Das Ziehen von Schlüssen aus vorliegendem Datenmaterial dürfte in Zukunft zum Beispiel auch im Zusammenhang mit dem Rating weiter an Bedeutung gewinnen. Hier ist mit Impulsen aus dem zweiten Konsultationspapier des Baseler Ausschusses für Bankaufsicht und Kreditwirtschaft – kurz Basel II – zu rechnen. Die hierin formulierten Richtlinien definieren, welche Aspekte ab dem Jahr 2005 von den Finanzinstituten bei der Beurteilung von Unternehmen Berücksichtigung zu finden haben. Um den Banken die dafür erforderlichen Daten zur Verfügung zu stellen, müssen die Finance-Systeme die notwendige Flexibilität mitbringen, um alle geforderten Kennziffern aus dem operativen Geschäft transparent abzubilden. Da es jedoch für die Entwicklung und Einrichtung von Rating-Systemen notwendigerweise aktuelle und historische Daten aus den verschiedensten Systemen zusammenzuführen gilt, sind BI-Methoden obligatorisch gefordert. Und soviel Spekulation sei erlaubt: Die transparente und zuverlässige Selbstdarstellung eines im Rating-Verfahren zu beurteilenden Unternehmens dürfte dessen Prognose im Rahmen der Risikoanalyse um einiges günstiger ausfallen lassen.

BI ist keine Einbahnstraße

Wie funktioniert das Ganze in heterogenen DV-Systemen, mag man sich fragen, wo die verschiedensten Systeme doch teilweise auf unterschiedlichen Plattformen und Datenbanken aufsetzen. Das BI-Frontend übernimmt hier über Replikationsmechanismen das Datenmaterial aus den Vorsystemen und transformiert es in das benötigte Format. Gleichzeitig sind auch rückwärtige Aktionen in die Applikationen möglich, wenn Queries zu stellen sind oder, um ein konkretes Beispiel zu benennen, wenn bei der Ermittlung von Bestellmengen auch die auf dem Retourenweg befindliche Ware in den Lagerbestand einzurechnen ist.

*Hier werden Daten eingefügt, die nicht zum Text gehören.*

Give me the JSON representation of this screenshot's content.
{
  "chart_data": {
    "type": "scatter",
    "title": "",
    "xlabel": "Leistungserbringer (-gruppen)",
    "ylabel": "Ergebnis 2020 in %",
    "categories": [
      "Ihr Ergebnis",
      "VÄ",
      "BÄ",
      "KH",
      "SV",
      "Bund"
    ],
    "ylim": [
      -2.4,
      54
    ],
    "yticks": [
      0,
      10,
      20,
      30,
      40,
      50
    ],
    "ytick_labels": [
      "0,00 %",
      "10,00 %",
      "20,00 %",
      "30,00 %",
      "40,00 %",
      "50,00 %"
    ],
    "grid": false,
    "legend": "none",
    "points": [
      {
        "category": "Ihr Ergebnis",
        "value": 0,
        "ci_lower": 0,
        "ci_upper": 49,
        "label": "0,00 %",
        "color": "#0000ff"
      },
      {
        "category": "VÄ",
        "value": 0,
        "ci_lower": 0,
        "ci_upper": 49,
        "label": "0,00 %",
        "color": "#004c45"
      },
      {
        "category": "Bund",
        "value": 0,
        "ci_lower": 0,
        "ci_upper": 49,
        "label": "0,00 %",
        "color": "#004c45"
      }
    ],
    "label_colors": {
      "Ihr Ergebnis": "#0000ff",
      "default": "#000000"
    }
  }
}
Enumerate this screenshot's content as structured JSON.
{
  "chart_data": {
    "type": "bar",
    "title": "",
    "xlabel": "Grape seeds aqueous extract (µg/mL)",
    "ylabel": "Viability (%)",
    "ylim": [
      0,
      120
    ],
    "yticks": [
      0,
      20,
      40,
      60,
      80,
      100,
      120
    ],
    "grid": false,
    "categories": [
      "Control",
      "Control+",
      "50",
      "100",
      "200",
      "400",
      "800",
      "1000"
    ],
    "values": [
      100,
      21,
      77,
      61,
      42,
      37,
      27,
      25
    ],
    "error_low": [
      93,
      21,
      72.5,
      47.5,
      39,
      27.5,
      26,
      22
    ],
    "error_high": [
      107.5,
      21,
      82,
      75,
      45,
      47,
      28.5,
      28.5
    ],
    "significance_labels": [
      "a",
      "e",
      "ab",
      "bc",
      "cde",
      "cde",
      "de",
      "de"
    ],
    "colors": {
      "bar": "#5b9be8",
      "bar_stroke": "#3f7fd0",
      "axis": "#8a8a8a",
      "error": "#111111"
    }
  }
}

Volles Programm mit der iSeries

Auf welcher Plattform die BI zuhause ist, spielt grundsätzlich eine untergeordnete Rolle. Sicherlich spricht in Bezug auf Hochverfügbarkeit, Flexibilität und Kosten/Nutzen-Aspekt einiges für die IBM iSeries, aber letztendlich kann der AS/400-Nachfolger in dem generischen Konstrukt aus Vorsystemen, Datensammlung, -verdichtung sowie der Aufbereitung und dem Vorhalten unternehmensrelevanter Informationen auch jeden beliebigen anderen Part übernehmen. Stolze 40 Prozent jährlichen Wachstums konnte der Markt für Business Intelligence zuletzt aufweisen. Auch wenn die allgemein schlechte Konjunkturlage hier bremsende Wirkung hat, dürfen wir auch in nächster Zukunft mit Steigerungsraten von bis zu 30 Prozent per anno rechnen. Das beträchtliche Wachstum der jungen Disziplin BI verspricht insofern nicht nur „intelligenteres Business“ auf einer breiteren Basis, sondern ist damit auch insgesamt für die Entwicklung unseres Midrange-Segments förderlich. In diesem Sinne – viel Vergnügen und interessante Anregungen bei der Lektüre der aktuellen Ausgabe des Midrange Magazins.